Quanto mais próxima da escola ela chegava, mais a ansiedade tomava conta de seu corpo, sempre cobrindo a cabeça com o capuz de sua blusa e abaixando ainda mais a cabeça, pois a qualquer momento as brincadeiras sem graça começariam. Ela acreditava ser merecedora dos empurrões e humilhações, afinal, havia nascido uma estragada, era naturalmente inferior aos demais, mas acreditava que mesmo com essa desvantagem, seu esforço a tornaria uma respeitada super heroína no futuro e isso era o que lhe dava motivos para continuar seguindo.

Por um momento de descuido, sentiu um forte empurrão em seu peito que a fez cair sentada para trás, dando uma arfada. Ao levantar a cabeça, viu Marie, a garota invisível de sua sala, ficando visível novamente, com suas mãos na cintura e um sorriso no rosto, esse era seu cumprimento diário a Jess. Mas os empurrões dela não doíam metade do que eram capazes de machucar os comentários de Aiko, a chefe do grupinho mais popular do colégio.

- Pergunta para ela qual o cheiro de ser empurrada. - Falou Aiko a alguns passos dali, segurando seus livros nos braços, jogando seus cabelos pretos sem brilhos para fora do olho, as outras garotas, inclusive a que lhe empurrou deram risadas e seguiram seu caminho para dentro da escola. Jess se levantou, batendo nas calçar para tirar a poeira, com várias crianças que também estavam indo para a escola lhe observando, rindo do que haviam feito com ela. Seu maior desejo era que ir para algum lugar onde ninguém soubesse que ela era uma estragada, onde poderia ser tratada igual a todos, as vezes acreditava que se ninguém tocasse no assunto, todos acabariam esquecendo de sua condição especial, mas seus planos e desejos eram estragados diariamente pelo grupinho de Aiko, mas as coisas estavam prestes a mudar pois faltavam poucas semanas para o fim do ensino fundamental e então ela entraria numa Academia, onde ninguém saberia que era uma estragada e assim ela seria tratada normalmente, como todos e julgada apenas por seu esforço, não por como havia nascido.

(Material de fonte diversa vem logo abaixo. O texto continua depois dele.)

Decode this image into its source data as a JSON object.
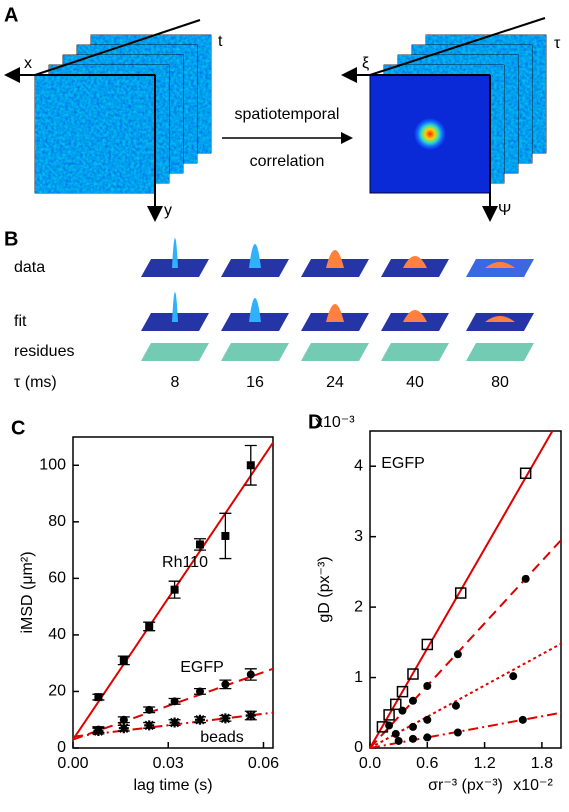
{
  "panel_a": {
    "label": "A",
    "left_axes": {
      "x": "x",
      "t": "t",
      "y": "y"
    },
    "arrow_top": "spatiotemporal",
    "arrow_bottom": "correlation",
    "right_axes": {
      "x": "ξ",
      "t": "τ",
      "y": "Ψ"
    }
  },
  "panel_b": {
    "label": "B",
    "rows": [
      "data",
      "fit",
      "residues"
    ],
    "tau_label": "τ (ms)",
    "tau_values": [
      8,
      16,
      24,
      40,
      80
    ]
  },
  "chart_data": [
    {
      "type": "scatter",
      "panel": "C",
      "xlabel": "lag time (s)",
      "ylabel": "iMSD (μm²)",
      "xlim": [
        0,
        0.063
      ],
      "ylim": [
        0,
        110
      ],
      "xticks": [
        {
          "value": 0,
          "label": "0.00"
        },
        0.03,
        0.06
      ],
      "yticks": [
        0,
        20,
        40,
        60,
        80,
        100
      ],
      "x": [
        0.008,
        0.016,
        0.024,
        0.032,
        0.04,
        0.048,
        0.056
      ],
      "series": [
        {
          "marker": "square",
          "color": "#000000",
          "values": [
            18,
            31,
            43,
            56,
            72,
            75,
            100
          ],
          "errors": [
            1,
            1.5,
            1.5,
            3,
            2,
            8,
            7
          ]
        },
        {
          "marker": "circle",
          "color": "#000000",
          "values": [
            6.5,
            10,
            13.5,
            16.5,
            20,
            22.5,
            26
          ],
          "errors": [
            1,
            1,
            1,
            1,
            1,
            1.5,
            2
          ]
        },
        {
          "marker": "star",
          "color": "#000000",
          "values": [
            6,
            7,
            8,
            9,
            10,
            10.5,
            11.5
          ],
          "errors": [
            1,
            1,
            1,
            1,
            1,
            1,
            1.5
          ]
        }
      ],
      "fits": [
        {
          "dash": "solid",
          "color": "#e00000",
          "x": [
            0,
            0.063
          ],
          "values": [
            3,
            108
          ]
        },
        {
          "dash": "dashed",
          "color": "#e00000",
          "x": [
            0,
            0.063
          ],
          "values": [
            3,
            28
          ]
        },
        {
          "dash": "dashdot",
          "color": "#e00000",
          "x": [
            0,
            0.063
          ],
          "values": [
            4,
            12.5
          ]
        }
      ],
      "annotations": [
        "Rh110",
        "EGFP",
        "beads"
      ]
    },
    {
      "type": "scatter",
      "panel": "D",
      "xlabel": "σr⁻³ (px⁻³)",
      "ylabel": "gD (px⁻³)",
      "x_multiplier": "x10⁻²",
      "y_multiplier": "x10⁻³",
      "xlim": [
        0,
        2.0
      ],
      "ylim": [
        0,
        4.5
      ],
      "xticks": [
        {
          "value": 0,
          "label": "0.0"
        },
        0.6,
        1.2,
        1.8
      ],
      "yticks": [
        0,
        1,
        2,
        3,
        4
      ],
      "series": [
        {
          "marker": "open-square",
          "color": "#000000",
          "x": [
            0.13,
            0.2,
            0.27,
            0.34,
            0.45,
            0.6,
            0.95,
            1.63
          ],
          "values": [
            0.3,
            0.47,
            0.62,
            0.8,
            1.05,
            1.47,
            2.2,
            3.9
          ]
        },
        {
          "marker": "circle",
          "color": "#000000",
          "x": [
            0.2,
            0.34,
            0.45,
            0.6,
            0.92,
            1.63
          ],
          "values": [
            0.32,
            0.53,
            0.67,
            0.88,
            1.33,
            2.4
          ]
        },
        {
          "marker": "circle",
          "color": "#000000",
          "x": [
            0.27,
            0.45,
            0.6,
            0.9,
            1.5
          ],
          "values": [
            0.2,
            0.3,
            0.4,
            0.6,
            1.02
          ]
        },
        {
          "marker": "circle",
          "color": "#000000",
          "x": [
            0.3,
            0.45,
            0.6,
            0.92,
            1.6
          ],
          "values": [
            0.1,
            0.13,
            0.15,
            0.22,
            0.4
          ]
        }
      ],
      "fits": [
        {
          "dash": "solid",
          "color": "#e00000",
          "x": [
            0,
            1.91
          ],
          "values": [
            0,
            4.5
          ]
        },
        {
          "dash": "dashed",
          "color": "#e00000",
          "x": [
            0,
            2.0
          ],
          "values": [
            0,
            2.95
          ]
        },
        {
          "dash": "dotted",
          "color": "#e00000",
          "x": [
            0,
            2.0
          ],
          "values": [
            0,
            1.48
          ]
        },
        {
          "dash": "dashdot",
          "color": "#e00000",
          "x": [
            0,
            2.0
          ],
          "values": [
            0,
            0.5
          ]
        }
      ],
      "annotations": [
        "EGFP"
      ]
    }
  ]
}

Ela esperava do lado de fora dos portões até o sinal bater, ela não gostava da textura que ele tinha quando tocava, era como se algo estivesse arranhando a pele dela com uma agulha muito fina e tudo ficava avermelhado a sua volta.

Seu lugar era a primeira carteira ao lado da porta, assim ela chegava quieta e se sentava rapidamente.

Ao ver que a professora ainda não estava na sala, Jess ficou um pouco aflita e não era sem movito, Aiko havia se levantado de seu lugar e passou por ela acertando um tapa em sua nuca, aquela garota era malvada. Ela ficou parada na porta olhando para o lado de fora, buscando a professora com seu olhar e não tardou ao ver ela, caminhando acompanhada de Rainbow, a garota mais popular do colégio e possivelmente de toda a cidade. Havia recebido o apelido por conta de seus cabelos rosas que mudavam de cor conforme usava sua peculiaridade genética, lembrando um Arco Íris, mas seu nome era Emanuelle e os professores a chamavam de Manu.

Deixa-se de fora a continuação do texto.